Secondly, the flies alter foraging behavior. When a female phorid detects a fire ant worker, she’ll stalk her victim, making the worker run and hide to evade attack. As the ants spend more time avoiding the flies and less time foraging, the entire colony is negatively affected.

“By introducing and establishing phorid fly species, we are providing a natural biological stress on fire ant colonies,” says Kimberly Engler, an entomologist and program specialist for Texas Cooperative Extension’s Integrated Pest Management (IPM). Engler and her team put themselves in the line of fire in their effort to control the species in north Texas. After identifying red imported fire ant mounds in the field, the team collects worker ants from each one and ships them to a USDA/APHIS lab in Gainesville, Florida, where they are put into chambers with the flies long enough to become parasitized. The infected ants are then sent back to Engler’s team and released back into their respective colonies.
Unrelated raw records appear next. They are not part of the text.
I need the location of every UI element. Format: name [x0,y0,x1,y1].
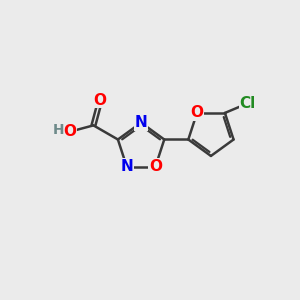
Text: Cl: Cl [240,96,256,111]
Text: O: O [149,159,162,174]
Text: N: N [135,115,148,130]
Text: O: O [190,105,203,120]
Text: N: N [120,159,133,174]
Text: H: H [53,123,64,137]
Text: O: O [63,124,76,139]
Text: O: O [93,92,106,107]
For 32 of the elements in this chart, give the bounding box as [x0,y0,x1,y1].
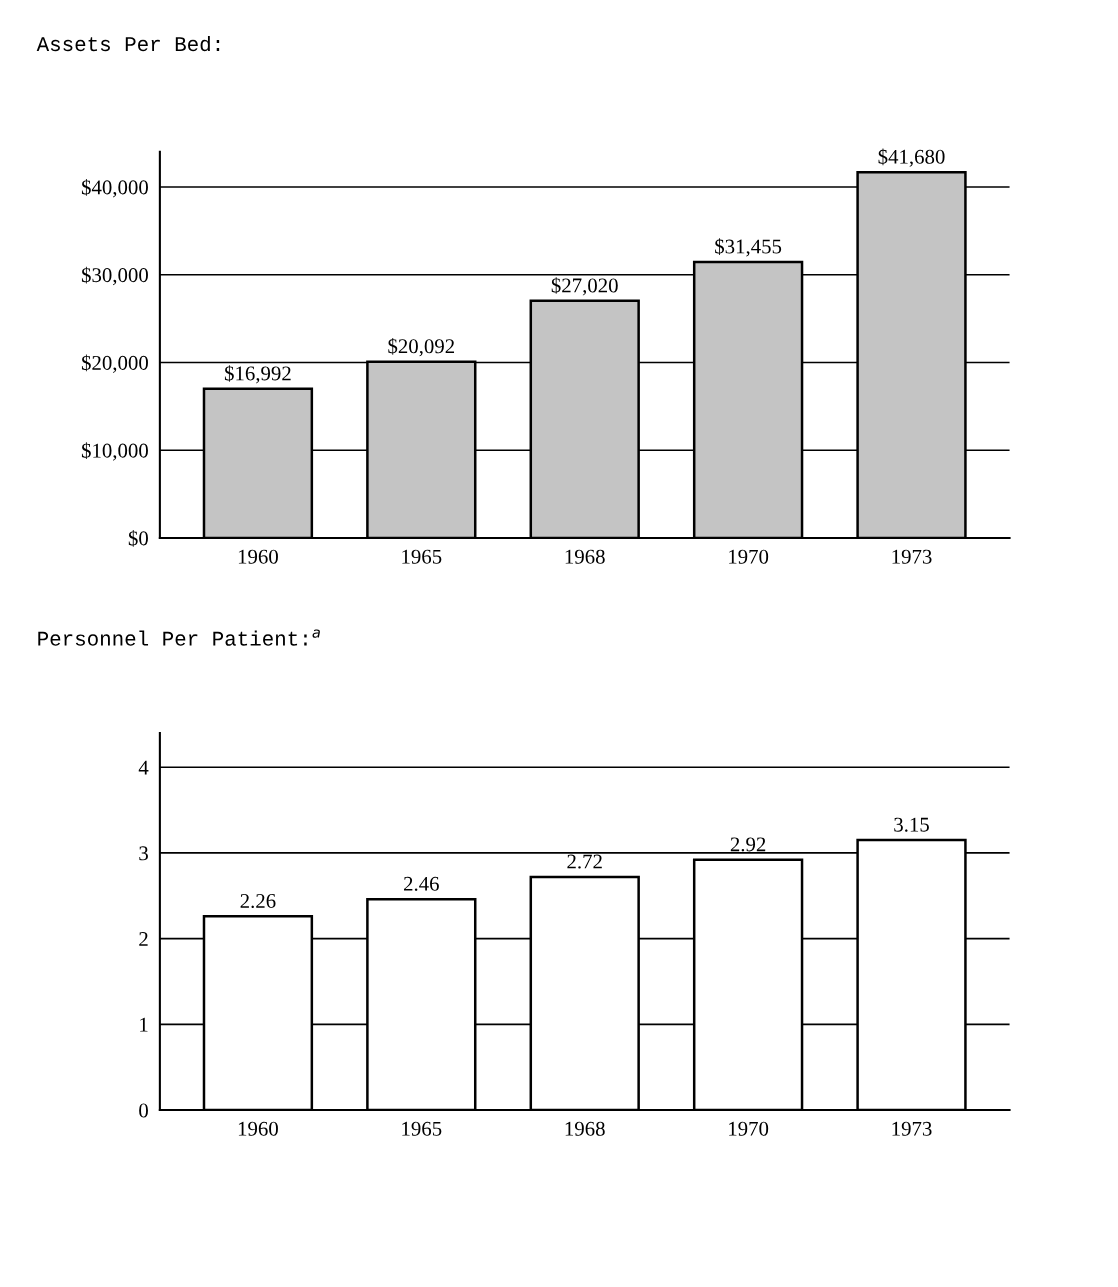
data-label: $16,992 [224,365,291,384]
x-tick-label: 1973 [892,1121,932,1136]
x-tick-label: 1968 [565,1121,605,1136]
data-label: $41,680 [878,148,945,167]
data-label: 2.46 [404,876,439,891]
x-tick-label: 1965 [402,549,442,564]
chart-title: Assets Per Bed: [36,35,220,52]
x-tick-label: 1960 [238,549,278,564]
y-tick-label: $10,000 [81,442,148,461]
y-tick-label: $40,000 [81,179,148,198]
x-tick-label: 1970 [729,549,769,564]
y-tick-label: 3 [139,846,148,861]
y-tick-label: $0 [128,530,148,547]
x-tick-label: 1968 [565,549,605,564]
y-tick-label: 4 [138,760,149,775]
data-label: $31,455 [715,238,782,257]
data-label: 3.15 [894,817,929,832]
y-tick-label: 2 [139,932,148,946]
data-label: 2.72 [567,854,602,869]
x-tick-label: 1973 [892,549,932,564]
y-tick-label: $30,000 [81,266,148,286]
chart-title: Personnel Per Patient:$^{a}$ [38,629,320,646]
x-tick-label: 1970 [729,1121,769,1136]
data-label: $20,092 [388,337,455,357]
x-tick-label: 1965 [402,1121,442,1136]
y-tick-label: $20,000 [81,354,148,373]
y-tick-label: 0 [139,1103,148,1118]
data-label: $27,020 [551,277,618,296]
data-label: 2.92 [730,837,766,852]
data-label: 2.26 [240,893,276,909]
x-tick-label: 1960 [238,1121,278,1136]
y-tick-label: 1 [140,1017,148,1032]
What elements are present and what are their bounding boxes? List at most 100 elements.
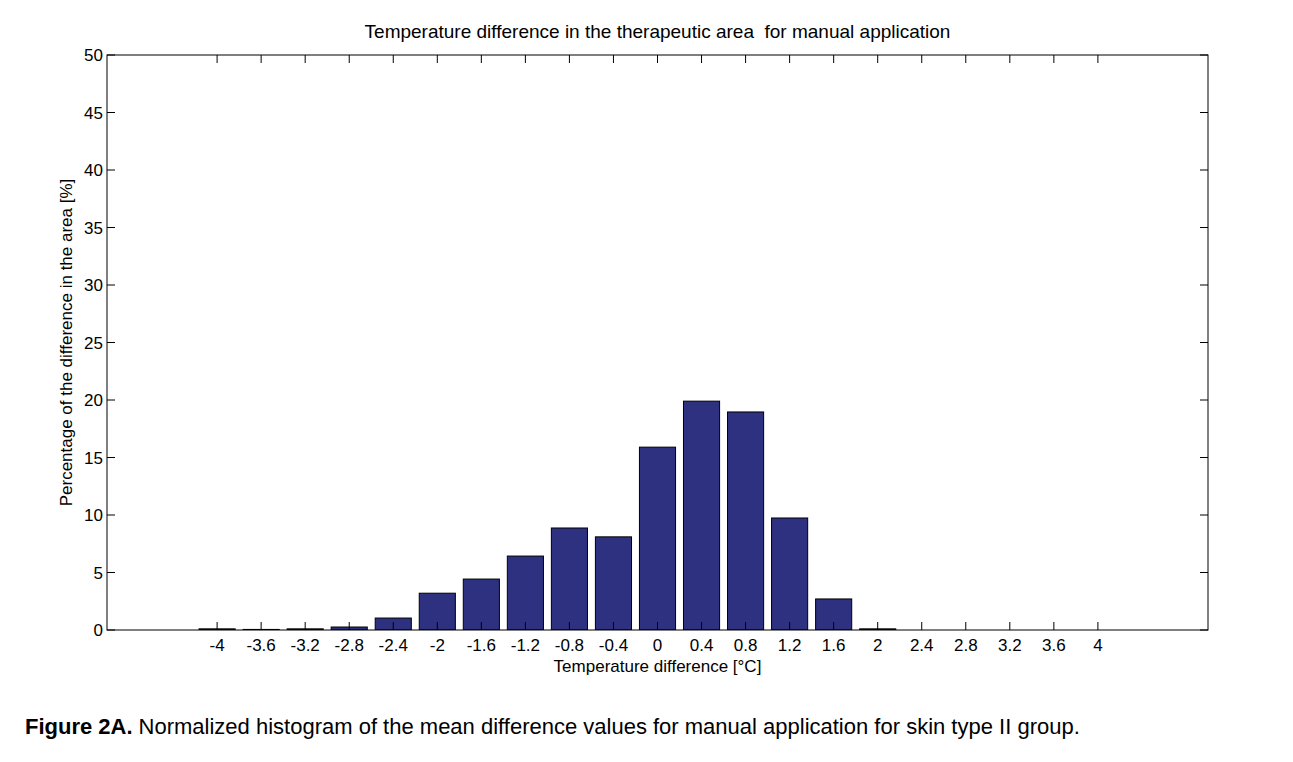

It’s a job fraught with occupational hazards. “The first time we collected ants to be parasitized, I was stung 32 times — two of which were on the tongue!” Engler recalls. “I was trying to suck the fire ants with an aspirator. The screen was loose, so the ants were sucked into my mouth instead of the vial. My days are never boring or routine.”

Currently, two species of phorid flies have been brought into the United States. As phorids are themselves exotic species, concerns have been raised about their introduction. However, extensive studies were conducted by the USDA’s main research arm as well as a number of universities to ensure the environmental safety of importing the flies before they were considered for use. So far, no negative impacts have been documented.
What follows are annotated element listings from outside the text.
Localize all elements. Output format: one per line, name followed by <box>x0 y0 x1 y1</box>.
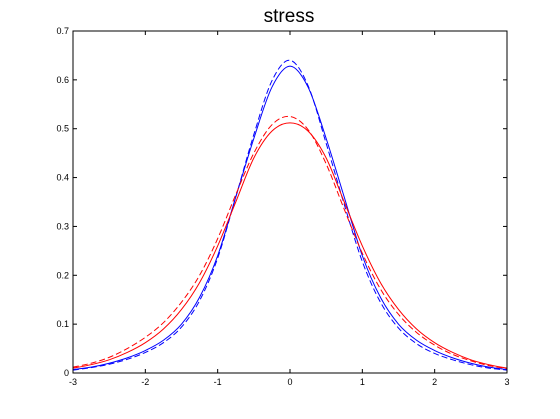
y-tick-label: 0.3 <box>56 221 69 231</box>
y-axis: 0 0.1 0.2 0.3 0.4 0.5 0.6 0.7 <box>56 26 507 378</box>
plot-frame <box>72 30 508 374</box>
y-tick-label: 0.2 <box>56 270 69 280</box>
x-tick-label: -1 <box>214 377 222 387</box>
y-tick-label: 0.1 <box>56 319 69 329</box>
series-line-2 <box>72 122 508 369</box>
y-tick-label: 0.4 <box>56 173 69 183</box>
y-tick-label: 0.6 <box>56 75 69 85</box>
y-tick-label: 0 <box>64 368 69 378</box>
y-tick-label: 0.5 <box>56 124 69 134</box>
x-axis: -3 -2 -1 0 1 2 3 <box>69 31 510 387</box>
x-tick-label: 0 <box>287 377 292 387</box>
x-tick-label: -3 <box>69 377 77 387</box>
series-line-3 <box>72 115 508 370</box>
x-tick-label: 3 <box>504 377 509 387</box>
chart-title: stress <box>264 6 315 27</box>
x-tick-label: -2 <box>141 377 149 387</box>
y-tick-label: 0.7 <box>56 26 69 36</box>
x-tick-label: 1 <box>360 377 365 387</box>
series-line-0 <box>72 65 508 371</box>
x-tick-label: 2 <box>432 377 437 387</box>
series-line-1 <box>72 59 508 371</box>
series-layer <box>72 59 508 371</box>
“These flies are extremely species specific,” says Callcott. “In fact, they are size specific as well and will only target an ant within the worker size range of that particular species.” As the flies are dependent upon the ants, the general thought is that once the red imported fire ant population is decreased, the phorid fly population will decrease as well.

Phorid flies are by no means a “stand-alone” biological control agent for imported fire ants. “They help us to lessen our dependence on chemical controls, which is a good thing,” says Brown. “But they are simply another tool in the toolbox of integrated pest management.” The added stress to the imported fire ant colonies caused by these new fly species will allow native ants to better compete for food and reclaim some of the territories from which they’ve been displaced.

Conservative estimates have put the cost of damage and control of these insects around a billion dollars per year, but it may well be far greater. “It’s tremendously hard to say exactly how much this species is costing the U.S.,” says Callcott. “Whereas other pests may affect specific areas or specific crops, fire ants affect everything and everybody from all walks of life.”

One thing all the experts seem to agree on is that the red imported fire ant lives up to its Latin name, “invicta,” which means “invincible.” “These fire ants never will be eradicated,” says Brown. “If they are found in new areas, small infestations might be stopped, but as for total eradication in the U.S., it’s just not going to happen.”